As the space era develops and expands rapidly, new innovative technologies also started to make their places for space sustainability and space applications for remote areas. The leading space agencies have already recognized such technologies for rapid growth in ongoing space exploration projects, miniature satellites, and astronomical observations. Although, the private sector is more interested in satellite communication, broadcasting, and internet services through satellite constellations in low earth orbit. The low earth orbit is becoming a host for nearly all satellite constellations because of its unique characteristic to provide global coverage and lower latency.
As LEO is being populated by constellations of thousands of satellite networks such as Starlink and OneWeb, the design of these satellite networks and their data management makes the constellations more complex and expensive. To provide the advantage of space applications to the remote and rural areas where internet service is still out of reach, the new approaches could provide cost reduction measures. This article describes how two evolving techniques can help manage the ever-increasing functional density and complexity of the satellite network in LEO. The state-of-the-art model-centric approach such as model-based system engineering (MBSE) can be very helpful to reduce the overall system complexity that the conventional document-centric methods cannot provide.
The model-driven approach uses different modeling languages and tools integrated with various design and analysis software to build the virtual architecture of the satellite network. It enables the digitalization of the physical systems and subsystems of the satellite operations to seamless the flow of information. This approach provides consistent propagation of corrections, upgrades new information, and critical decisions to all project members and all stakeholders. Models of the system itself are the simplified version of a graphical and mathematical representation of satellite subsystems or operational elements that abstract reality to eliminate some complexity. The models help the engineers to identify issues, missing information, missing interactions, and missed opportunities for development while designing a new system. This interconnectedness of the system allows us to identify and balance a system and manage the system complexity. Further, proper interconnections provide the traceability as model changes through the life cycle of project development.
Finally, MBSE can save the costs of satellite constellations by reducing development time and designing more reliable software.
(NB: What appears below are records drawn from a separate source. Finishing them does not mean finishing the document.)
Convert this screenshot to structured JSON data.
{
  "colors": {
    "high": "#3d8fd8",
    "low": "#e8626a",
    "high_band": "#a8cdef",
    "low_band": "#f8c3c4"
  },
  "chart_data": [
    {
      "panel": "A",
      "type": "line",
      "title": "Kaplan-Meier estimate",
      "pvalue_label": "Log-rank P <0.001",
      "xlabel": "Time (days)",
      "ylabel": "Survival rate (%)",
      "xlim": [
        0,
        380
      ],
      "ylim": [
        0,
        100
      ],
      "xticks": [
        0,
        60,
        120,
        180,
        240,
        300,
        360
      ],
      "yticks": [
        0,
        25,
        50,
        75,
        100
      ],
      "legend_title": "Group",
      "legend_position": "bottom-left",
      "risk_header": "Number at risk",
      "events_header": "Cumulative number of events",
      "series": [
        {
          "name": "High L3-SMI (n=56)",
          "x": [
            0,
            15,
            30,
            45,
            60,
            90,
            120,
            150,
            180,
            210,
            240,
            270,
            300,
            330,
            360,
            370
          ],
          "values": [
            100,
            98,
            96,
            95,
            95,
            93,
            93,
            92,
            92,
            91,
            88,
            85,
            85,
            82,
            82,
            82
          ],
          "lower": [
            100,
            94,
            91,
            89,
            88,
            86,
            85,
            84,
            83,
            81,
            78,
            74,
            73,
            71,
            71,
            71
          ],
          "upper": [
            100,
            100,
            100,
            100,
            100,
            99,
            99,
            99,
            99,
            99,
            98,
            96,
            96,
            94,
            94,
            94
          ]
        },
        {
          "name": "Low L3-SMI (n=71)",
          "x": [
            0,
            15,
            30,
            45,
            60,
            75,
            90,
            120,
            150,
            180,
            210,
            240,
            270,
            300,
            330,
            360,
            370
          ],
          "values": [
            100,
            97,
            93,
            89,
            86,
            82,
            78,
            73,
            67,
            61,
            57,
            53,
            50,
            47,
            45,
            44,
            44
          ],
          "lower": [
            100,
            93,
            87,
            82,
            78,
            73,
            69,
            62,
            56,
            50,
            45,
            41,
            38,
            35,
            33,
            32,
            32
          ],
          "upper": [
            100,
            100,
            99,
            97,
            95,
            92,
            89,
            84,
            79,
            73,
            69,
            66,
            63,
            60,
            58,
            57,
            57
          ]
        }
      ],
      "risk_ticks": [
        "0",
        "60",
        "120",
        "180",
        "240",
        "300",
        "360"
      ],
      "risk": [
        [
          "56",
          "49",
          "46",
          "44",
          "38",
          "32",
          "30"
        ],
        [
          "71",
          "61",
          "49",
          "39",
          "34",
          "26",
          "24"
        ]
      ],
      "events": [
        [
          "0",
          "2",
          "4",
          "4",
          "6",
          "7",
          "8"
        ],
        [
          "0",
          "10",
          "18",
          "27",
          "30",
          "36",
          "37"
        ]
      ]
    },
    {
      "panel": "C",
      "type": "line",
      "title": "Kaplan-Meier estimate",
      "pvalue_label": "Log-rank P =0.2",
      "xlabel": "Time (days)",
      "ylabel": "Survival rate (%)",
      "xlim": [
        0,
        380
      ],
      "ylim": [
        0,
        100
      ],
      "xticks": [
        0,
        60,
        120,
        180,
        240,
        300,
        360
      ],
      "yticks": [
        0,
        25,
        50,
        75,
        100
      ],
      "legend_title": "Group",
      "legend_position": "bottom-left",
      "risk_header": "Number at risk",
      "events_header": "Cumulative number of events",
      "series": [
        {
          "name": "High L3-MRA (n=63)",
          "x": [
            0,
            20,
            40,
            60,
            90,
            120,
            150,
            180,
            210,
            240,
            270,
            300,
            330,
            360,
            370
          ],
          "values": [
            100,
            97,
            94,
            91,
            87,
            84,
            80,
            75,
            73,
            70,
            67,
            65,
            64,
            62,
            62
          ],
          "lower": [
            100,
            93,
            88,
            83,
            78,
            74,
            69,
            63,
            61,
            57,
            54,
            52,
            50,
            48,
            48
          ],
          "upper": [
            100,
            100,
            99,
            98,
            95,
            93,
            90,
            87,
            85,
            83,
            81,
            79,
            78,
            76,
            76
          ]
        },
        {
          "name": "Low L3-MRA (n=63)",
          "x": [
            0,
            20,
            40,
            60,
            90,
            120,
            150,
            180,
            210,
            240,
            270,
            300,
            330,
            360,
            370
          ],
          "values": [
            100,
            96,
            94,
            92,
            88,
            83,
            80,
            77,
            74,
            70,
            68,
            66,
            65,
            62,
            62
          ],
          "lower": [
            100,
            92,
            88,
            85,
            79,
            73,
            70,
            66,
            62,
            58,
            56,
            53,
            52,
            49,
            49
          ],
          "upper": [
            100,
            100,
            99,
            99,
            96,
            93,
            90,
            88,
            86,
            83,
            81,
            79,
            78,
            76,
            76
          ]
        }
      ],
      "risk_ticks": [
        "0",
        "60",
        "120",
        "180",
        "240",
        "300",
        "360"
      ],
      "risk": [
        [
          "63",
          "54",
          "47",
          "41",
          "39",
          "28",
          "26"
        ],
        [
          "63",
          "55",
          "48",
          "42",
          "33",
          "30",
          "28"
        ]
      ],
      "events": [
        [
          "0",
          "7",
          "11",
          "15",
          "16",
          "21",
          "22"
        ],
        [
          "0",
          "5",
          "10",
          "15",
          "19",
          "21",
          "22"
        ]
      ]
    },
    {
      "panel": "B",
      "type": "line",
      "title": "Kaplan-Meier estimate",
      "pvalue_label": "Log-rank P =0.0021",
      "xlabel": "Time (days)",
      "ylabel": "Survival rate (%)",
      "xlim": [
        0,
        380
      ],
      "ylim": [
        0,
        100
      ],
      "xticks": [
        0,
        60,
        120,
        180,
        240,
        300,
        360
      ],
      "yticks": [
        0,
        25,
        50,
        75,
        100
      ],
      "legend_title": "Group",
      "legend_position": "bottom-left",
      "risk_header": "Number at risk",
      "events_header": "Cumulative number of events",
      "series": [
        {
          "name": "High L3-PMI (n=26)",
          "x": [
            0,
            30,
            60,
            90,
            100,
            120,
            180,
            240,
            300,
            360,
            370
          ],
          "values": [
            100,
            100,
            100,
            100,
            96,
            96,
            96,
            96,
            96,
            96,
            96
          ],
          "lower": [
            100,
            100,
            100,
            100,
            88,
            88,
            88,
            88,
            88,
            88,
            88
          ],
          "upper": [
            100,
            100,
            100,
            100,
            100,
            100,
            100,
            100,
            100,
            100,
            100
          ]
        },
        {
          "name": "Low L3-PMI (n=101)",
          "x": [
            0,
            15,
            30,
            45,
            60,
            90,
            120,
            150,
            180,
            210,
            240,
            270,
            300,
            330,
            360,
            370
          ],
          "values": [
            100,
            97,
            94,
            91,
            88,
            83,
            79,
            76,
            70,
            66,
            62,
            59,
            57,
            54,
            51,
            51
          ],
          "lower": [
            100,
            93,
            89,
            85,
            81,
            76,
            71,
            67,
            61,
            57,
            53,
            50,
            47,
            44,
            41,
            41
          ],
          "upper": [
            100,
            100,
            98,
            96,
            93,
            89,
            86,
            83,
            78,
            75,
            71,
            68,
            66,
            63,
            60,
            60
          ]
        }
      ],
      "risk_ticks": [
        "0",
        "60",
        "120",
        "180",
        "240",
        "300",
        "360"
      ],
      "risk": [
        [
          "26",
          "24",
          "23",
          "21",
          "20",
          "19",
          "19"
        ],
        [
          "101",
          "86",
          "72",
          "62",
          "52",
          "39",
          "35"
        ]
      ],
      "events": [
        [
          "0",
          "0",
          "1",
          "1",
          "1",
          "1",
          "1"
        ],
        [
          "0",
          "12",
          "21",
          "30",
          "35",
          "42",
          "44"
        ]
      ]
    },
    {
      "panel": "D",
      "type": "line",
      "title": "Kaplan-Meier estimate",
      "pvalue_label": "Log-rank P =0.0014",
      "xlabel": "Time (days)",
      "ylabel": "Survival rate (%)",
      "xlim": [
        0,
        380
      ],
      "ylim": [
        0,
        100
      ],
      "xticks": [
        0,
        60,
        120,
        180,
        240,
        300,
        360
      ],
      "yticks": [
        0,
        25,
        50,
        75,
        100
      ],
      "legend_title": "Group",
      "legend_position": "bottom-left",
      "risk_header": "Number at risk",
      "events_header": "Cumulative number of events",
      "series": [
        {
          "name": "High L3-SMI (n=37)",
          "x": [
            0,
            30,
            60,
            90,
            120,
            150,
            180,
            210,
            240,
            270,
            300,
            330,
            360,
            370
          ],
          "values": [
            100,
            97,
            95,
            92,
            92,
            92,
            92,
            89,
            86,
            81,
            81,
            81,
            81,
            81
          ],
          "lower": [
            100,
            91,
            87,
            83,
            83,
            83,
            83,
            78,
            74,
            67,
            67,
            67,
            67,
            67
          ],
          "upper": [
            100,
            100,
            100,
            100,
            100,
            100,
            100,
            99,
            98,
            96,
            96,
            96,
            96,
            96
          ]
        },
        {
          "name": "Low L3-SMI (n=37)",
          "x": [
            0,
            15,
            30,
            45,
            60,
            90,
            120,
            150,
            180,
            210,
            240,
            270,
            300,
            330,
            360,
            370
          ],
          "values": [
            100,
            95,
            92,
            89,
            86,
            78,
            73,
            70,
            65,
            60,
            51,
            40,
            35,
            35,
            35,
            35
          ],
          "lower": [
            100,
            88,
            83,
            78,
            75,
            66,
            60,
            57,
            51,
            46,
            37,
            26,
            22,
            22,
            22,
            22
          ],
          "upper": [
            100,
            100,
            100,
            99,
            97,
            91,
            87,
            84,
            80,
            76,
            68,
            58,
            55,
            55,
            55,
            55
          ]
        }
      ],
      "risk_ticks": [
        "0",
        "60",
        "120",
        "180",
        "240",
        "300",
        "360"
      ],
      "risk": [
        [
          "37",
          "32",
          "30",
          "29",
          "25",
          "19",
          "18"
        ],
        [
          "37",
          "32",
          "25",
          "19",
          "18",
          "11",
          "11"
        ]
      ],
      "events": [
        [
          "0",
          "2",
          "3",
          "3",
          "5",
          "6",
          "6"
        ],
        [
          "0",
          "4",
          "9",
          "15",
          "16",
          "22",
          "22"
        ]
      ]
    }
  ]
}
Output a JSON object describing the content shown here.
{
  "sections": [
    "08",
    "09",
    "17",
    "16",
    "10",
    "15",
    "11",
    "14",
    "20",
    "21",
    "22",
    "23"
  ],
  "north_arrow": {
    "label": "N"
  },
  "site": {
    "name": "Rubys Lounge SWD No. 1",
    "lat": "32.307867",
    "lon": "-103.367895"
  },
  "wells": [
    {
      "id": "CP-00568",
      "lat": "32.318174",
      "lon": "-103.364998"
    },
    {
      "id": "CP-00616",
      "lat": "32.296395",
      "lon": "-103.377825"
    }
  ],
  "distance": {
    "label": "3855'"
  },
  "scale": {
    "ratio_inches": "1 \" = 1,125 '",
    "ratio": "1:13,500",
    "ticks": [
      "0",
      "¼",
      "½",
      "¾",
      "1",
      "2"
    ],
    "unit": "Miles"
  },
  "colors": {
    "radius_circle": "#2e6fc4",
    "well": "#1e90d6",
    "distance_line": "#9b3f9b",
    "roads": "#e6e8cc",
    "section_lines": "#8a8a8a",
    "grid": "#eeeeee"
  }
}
When MBSE is done properly, the result is reduced complexity, development time, and cost which will lead to expanding the accessibility of space applications to rural and remote areas. Secondly, digital twin technology refers to the processes and methods for describing and modeling physical systems by virtual means. The virtual model helps to simulate the behavior of the physical system both space and ground segment and its performance in real-time. Models created by digital twin technology are used to model, develop and counter new types of cyber threats specifically devised for space, so enabling a completely new research line.
The expansion of the satellite network and its capacity will certainly be going to benefit countries that have limited internet bandwidth supplied by international service providers. It will also benefit the small island developing states and landlocked countries. The technologies discussed in this article can provide the simplicity and capabilities that current state-of-the-art satellite technology needs to reach a global scale. The reduced design complexity results in cost reduction which in turn help to provide satellite internet services at affordable price thresholds for low/middle-income consumers in rural and remote areas. These two branches are both at the edge of research in their fields, and if they are merged to forge a novel research line it will change the space applications era.